Four motor spindle options are available with speeds up to 18,000 rpm and torques up to 354 Nm. The lift-and-swivel toolchanger has two NC axes for short idle times and consistent operation. Chain-type tool magazine capacities are HSK-A 63: 54, 80 and 160 pockets or HSK-A 100: 50, 100 and 150 pockets. A central, open chip conveyor ensures efficient swarf collection and removal, already promoted by the free chip fall characteristics of the horizontal-spindle design.
Main target customer groups for HF series machines are the automotive supply chain and the general machine building industry, although it is interesting to note that the first HF 3500 off the UK production line went to an aerospace subcontractor in the West Country.
The machining centres are characterised by inherently rigid construction of the bed and column, while the trunnion is supported by a counter bearing for dynamic rigidity even at high loads. Recently, Heller demonstrated impressive cutting capabilities. Using a 100 mm diameter face mill, a chip removal rate of 470 cm3/min was achieved when machining 1.2312 steel with an axial 3.5 mm axial depth of cut and a 75 mm radial depth of cut.
HF series machines are equipped with a Siemens Sinumerik 840D sl control and a double pivoting main operator panel with a 24-inch touch screen. A new operator interface compatible with Heller4Industry, quick access technology in the control and XTENDS optional expansion applications support the user. An work area camera is available to aid setting and monitoring functions.
At the show, the HF 3500 will be connected to the open-platform, cloud-based visualisation software, MindSphere, part of Siemens' SINUMERIK-Edge, which continuously monitors machine condition.
HF 3500 video 1: www.youtube.com/watch?v=1g_L2BVQdP8
HF 3500 video 2: www.youtube.com/watch?v=vy_Nsjsj4Zw
Training for 5-axis machining
An advanced training machine designed to raise the skill level of horizontal machining centre operators away from the shop floor will be on show for the first time. Fitted with a new, Industry 4.0-compatible operator panel, the latest CNC ProfiTrainer builds on the capabilities of an existing 4-axis training machine with a rotary table by offering the option of an additional +30 / -120 degree A-axis.
The fully configured, functional machine, which is powered by a single-phase electrical supply, is likely to be of interest to industrial training establishments, colleges and schools, especially as it is small enough to be transported between different educational centres if necessary.
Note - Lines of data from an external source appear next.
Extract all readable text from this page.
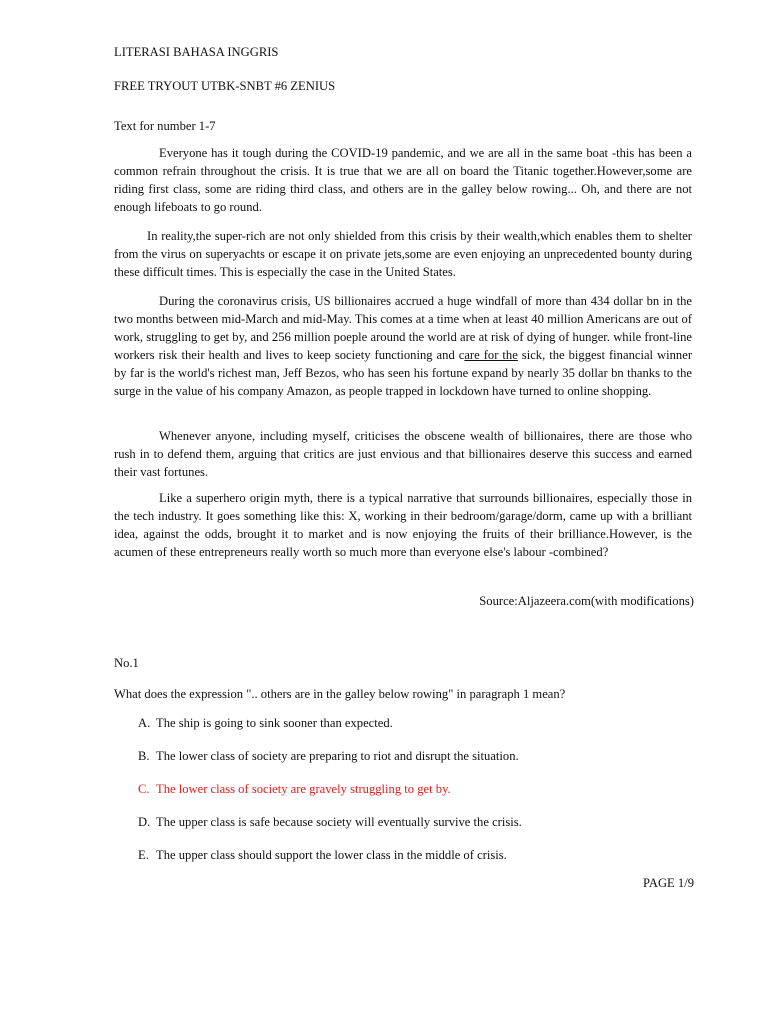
LITERASI BAHASA INGGRIS
FREE TRYOUT UTBK-SNBT #6 ZENIUS
Text for number 1-7

Everyone has it tough during the COVID-19 pandemic, and we are all in the same boat -this has been a common refrain throughout the crisis. It is true that we are all on board the Titanic together.However,some are riding first class, some are riding third class, and others are in the galley below rowing... Oh, and there are not enough lifeboats to go round.

In reality,the super-rich are not only shielded from this crisis by their wealth,which enables them to shelter from the virus on superyachts or escape it on private jets,some are even enjoying an unprecedented bounty during these difficult times. This is especially the case in the United States.

During the coronavirus crisis, US billionaires accrued a huge windfall of more than 434 dollar bn in the two months between mid-March and mid-May. This comes at a time when at least 40 million Americans are out of work, struggling to get by, and 256 million poeple around the world are at risk of dying of hunger. while front-line workers risk their health and lives to keep society functioning and care for the sick, the biggest financial winner by far is the world's richest man, Jeff Bezos, who has seen his fortune expand by nearly 35 dollar bn thanks to the surge in the value of his company Amazon, as people trapped in lockdown have turned to online shopping.

Whenever anyone, including myself, criticises the obscene wealth of billionaires, there are those who rush in to defend them, arguing that critics are just envious and that billionaires deserve this success and earned their vast fortunes.

Like a superhero origin myth, there is a typical narrative that surrounds billionaires, especially those in the tech industry. It goes something like this: X, working in their bedroom/garage/dorm, came up with a brilliant idea, against the odds, brought it to market and is now enjoying the fruits of their brilliance.However, is the acumen of these entrepreneurs really worth so much more than everyone else's labour -combined?

Source:Aljazeera.com(with modifications)
No.1
What does the expression ".. others are in the galley below rowing" in paragraph 1 mean?
A. The ship is going to sink sooner than expected.
B. The lower class of society are preparing to riot and disrupt the situation.
C. The lower class of society are gravely struggling to get by.
D. The upper class is safe because society will eventually survive the crisis.
E. The upper class should support the lower class in the middle of crisis.
PAGE 1/9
Larger OEMs and subcontractors may also choose to adopt the machine for operator training. There is a rental option, with payments subtracted from the purchase price if a customer later opts to buy the machine.
The realistic simulator is fitted with a full version of the Siemens 840D sl control. Having 200 mm linear travels driven by servomotors at up to 15 m/min over linear rails, the machine is designed to mimic realistically the operation of a full-size Heller machine tool. However, it can also be used to provide training for any make of prismatic machining equipment in a safe environment.
The facility, which is designed to tolerate operating errors, provides skills training without tying up a machine on the shop floor, which would result in lost production. Furthermore, the risk of a crash occurring on a real machine is eliminated, avoiding potential repair costs. Another benefit of the training unit is that its small size encourages trainees to try out new things.
Heller is a machine tool company renowned for its commitment to education. At any one time, apprentices account for 10 per cent of its global workforce, a figure mirrored at the UK factory in Redditch. The company is keen to transfer this ethos to the outside world and ensure that students and shop floor staff are also trained to a high standard.